According to a report from Bloomberg (emphasis added), ``Spending on Medicare, the health insurance plan for the elderly, will reach a legal limit by 2014, the same year predicted in 2008, the trustees’ report said. It’s the third year in a row that Medicare’s trustees have pulled the so-called trigger, a law mandating that the president introduce legislation the following year to protect the program’s financing.

``The trustees’ annual report also estimated that Medicare’s hospital fund will be exhausted by 2017, two years earlier than predicted a year ago. The trust fund will need an additional $13.4 trillion to meet all its obligations over the next 75 years…

``Spending on Social Security is expected to exceed revenues in 2016, one year earlier than last year’s forecast, the report said. The trust fund will need an additional $5.3 trillion over the next 75 years to meet all scheduled benefits, the trustees said. The retirement-assistance program can continue to pay full benefits for about 30 years, the report said.”

In short, growing payments to beneficiaries are likely to be unmatched by revenue collections which should lead to expanded deficits. Again according to the same Bloomberg article,`` The government retirement system faces a cash shortfall because the number of retirees eligible for benefits will almost double to 79.5 million in 2045 from 40.5 million this year. By 2045, there will be 2.1 workers paying into the system for every retiree, compared with 3.2 workers this year.”

This implies another major source of pressure to raise financing.

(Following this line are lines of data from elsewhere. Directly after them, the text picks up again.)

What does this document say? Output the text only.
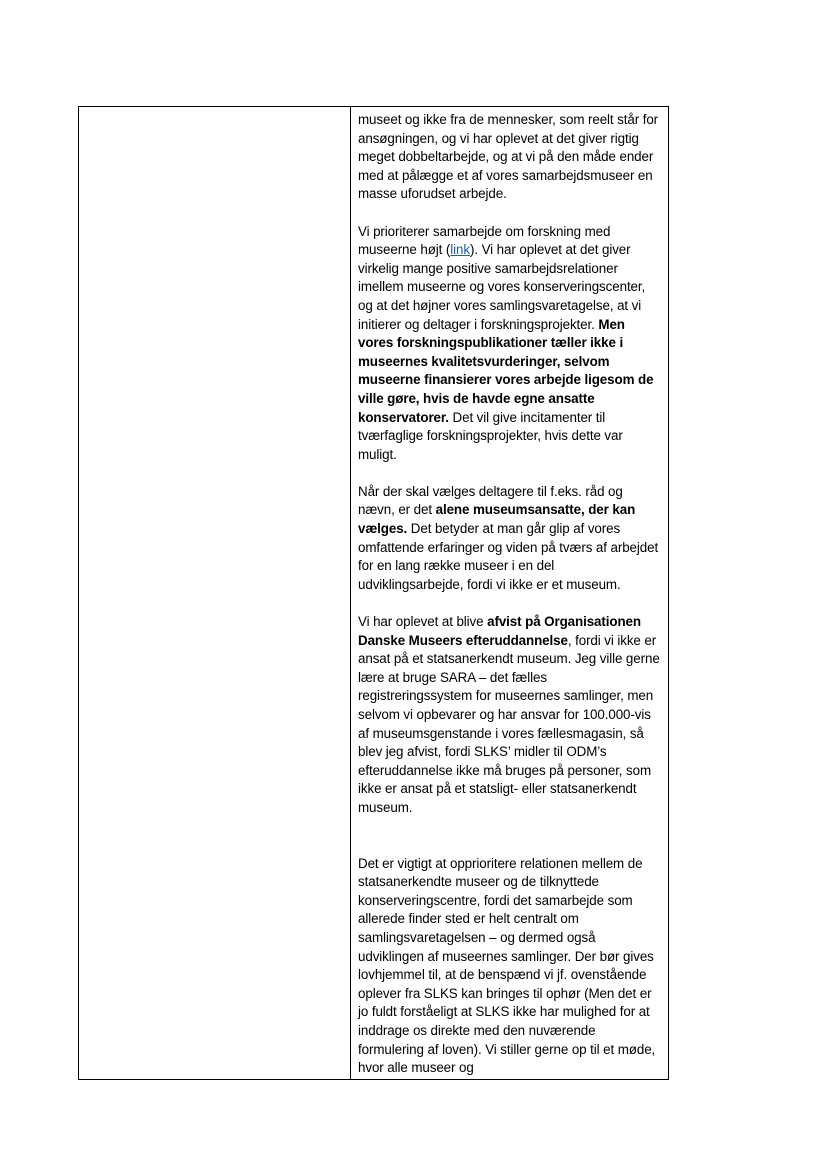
museet og ikke fra de mennesker, som reelt står for ansøgningen, og vi har oplevet at det giver rigtig meget dobbeltarbejde, og at vi på den måde ender med at pålægge et af vores samarbejdsmuseer en masse uforudset arbejde.

Vi prioriterer samarbejde om forskning med museerne højt (link). Vi har oplevet at det giver virkelig mange positive samarbejdsrelationer imellem museerne og vores konserveringscenter, og at det højner vores samlingsvaretagelse, at vi initierer og deltager i forskningsprojekter. Men vores forskningspublikationer tæller ikke i museernes kvalitetsvurderinger, selvom museerne finansierer vores arbejde ligesom de ville gøre, hvis de havde egne ansatte konservatorer. Det vil give incitamenter til tværfaglige forskningsprojekter, hvis dette var muligt.

Når der skal vælges deltagere til f.eks. råd og nævn, er det alene museumsansatte, der kan vælges. Det betyder at man går glip af vores omfattende erfaringer og viden på tværs af arbejdet for en lang række museer i en del udviklingsarbejde, fordi vi ikke er et museum.

Vi har oplevet at blive afvist på Organisationen Danske Museers efteruddannelse, fordi vi ikke er ansat på et statsanerkendt museum. Jeg ville gerne lære at bruge SARA – det fælles registreringssystem for museernes samlinger, men selvom vi opbevarer og har ansvar for 100.000-vis af museumsgenstande i vores fællesmagasin, så blev jeg afvist, fordi SLKS’ midler til ODM’s efteruddannelse ikke må bruges på personer, som ikke er ansat på et statsligt- eller statsanerkendt museum.

Det er vigtigt at opprioritere relationen mellem de statsanerkendte museer og de tilknyttede konserveringscentre, fordi det samarbejde som allerede finder sted er helt centralt om samlingsvaretagelsen – og dermed også udviklingen af museernes samlinger. Der bør gives lovhjemmel til, at de benspænd vi jf. ovenstående oplever fra SLKS kan bringes til ophør (Men det er jo fuldt forståeligt at SLKS ikke har mulighed for at inddrage os direkte med den nuværende formulering af loven). Vi stiller gerne op til et møde, hvor alle museer og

Author and former Treasury Department economist Bruce Barlett in Forbes recently posited that the US may require taxes to rise by some 81% just to meet these coming budgetary shortfalls.

And considering the degree of deficit financing arising from today’s crisis, which if present programs don’t succeed to rekindle an immediate return to growth “normalcy” for the US economy, and combined with the growing risks of the entitlement crisis, all these could translate to a jarring future for Americans-the risks may not be one of deflation but one of bankruptcy or at worst hyperinflation.

On the same plane, the former comptroller general of the US David Walker recently warned at the Financial Times of a prospective downgrade of America’s AAA credit rating should current trends persist.

Hence it seems to be much ignored by the mainstream or by policymakers how the structure of the US political economy has been evolving to apparently increase dependence on the US government’s inflationary mechanism to support the status quo, as currently depicted by evidences of the diminishing Federalism and from the huge intractable welfare programs which looks increasingly like a Ponzi financing model.

As famed economist Herb Stein once said ``If something cannot go on forever, it will stop.”